When should adults undergo bone density screening?

Bone density screening identifies low bone mass before fractures occur and guides prevention or treatment of osteoporosis. The standard test is dual-energy X-ray absorptiometry (DXA) of the hip and spine, which yields a T-score used worldwide to classify bone health. The World Health Organization established the T-score threshold for osteoporosis as -2.5 or lower, a benchmark still used in clinical practice to predict fracture risk.

Who should be screened?

Clinical guidelines emphasize screening for older women. The U.S. Preventive Services Task Force recommends bone density testing for women aged 65 years and older and for younger women whose fracture risk is equal to or greater than that of a 65-year-old woman without additional risk factors. Evidence remains limited for routine screening of men, and decisions for men are often individualized according to clinical judgment and risk factors. To estimate individual fracture probability clinicians commonly use risk tools such as FRAX, developed by John A. Kanis University of Sheffield, which integrates age, body mass, prior fractures, medication use, and other variables to guide whether DXA is indicated.

When to start and how often to test

The age-based starting point protects many older women at higher risk, but earlier testing is appropriate for adults with strong risk factors. Major contributors to accelerated bone loss include long-term glucocorticoid treatment, history of fragility fracture, premature menopause, low body weight, chronic inflammatory disease, malabsorption, excessive alcohol use, and tobacco exposure. Populations with limited access to calcium-rich diets, low vitamin D exposure, or reduced opportunities for weight-bearing activity face higher lifetime risk, so social and environmental context matters when timing screening.

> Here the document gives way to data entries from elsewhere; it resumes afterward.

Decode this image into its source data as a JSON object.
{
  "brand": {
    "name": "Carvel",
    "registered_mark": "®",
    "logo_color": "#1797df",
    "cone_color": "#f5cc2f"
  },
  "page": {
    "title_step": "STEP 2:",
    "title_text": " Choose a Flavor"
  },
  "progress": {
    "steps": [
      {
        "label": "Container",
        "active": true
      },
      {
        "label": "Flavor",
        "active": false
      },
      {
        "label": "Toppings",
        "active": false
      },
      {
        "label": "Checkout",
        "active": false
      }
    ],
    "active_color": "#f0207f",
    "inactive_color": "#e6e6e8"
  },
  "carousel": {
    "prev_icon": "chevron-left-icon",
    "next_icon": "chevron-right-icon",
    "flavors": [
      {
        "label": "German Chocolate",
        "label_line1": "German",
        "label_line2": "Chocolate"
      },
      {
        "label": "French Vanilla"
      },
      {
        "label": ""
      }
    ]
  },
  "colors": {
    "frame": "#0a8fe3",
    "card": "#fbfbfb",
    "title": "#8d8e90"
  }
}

Frequency of repeat DXA is individualized. Monitoring intervals depend on baseline bone density, ongoing risk exposures, and whether pharmacologic therapy is initiated. Many clinicians reassess during the first one to three years after a treatment change or when rapid bone loss is suspected, and extend intervals when bone density is stable and risk factors are controlled.

Causes and consequences

Bone density reflects a lifetime balance between bone formation and resorption. Age-related decline, hormonal changes after menopause, nutritional deficits, chronic disease, and medications can tip this balance toward bone loss. The clinical consequence of undiagnosed low bone mass is increased risk of fragility fractures—particularly of the hip, spine, and wrist—which are associated with pain, disability, loss of independence, and increased mortality in older adults.

Practical approach

Discuss screening with a primary care clinician or specialist who can apply risk calculators and local guidelines. DXA is widely available in hospitals and imaging centers and is quick, low radiation, and reimbursed in many systems when indicated. Prevention strategies following screening include lifestyle measures—adequate calcium and vitamin D, regular weight-bearing exercise, tobacco cessation—and medical therapy when fracture risk warrants it. Recognizing the influence of cultural, nutritional, and territorial factors on bone health helps clinicians tailor screening and prevention to each person’s circumstances.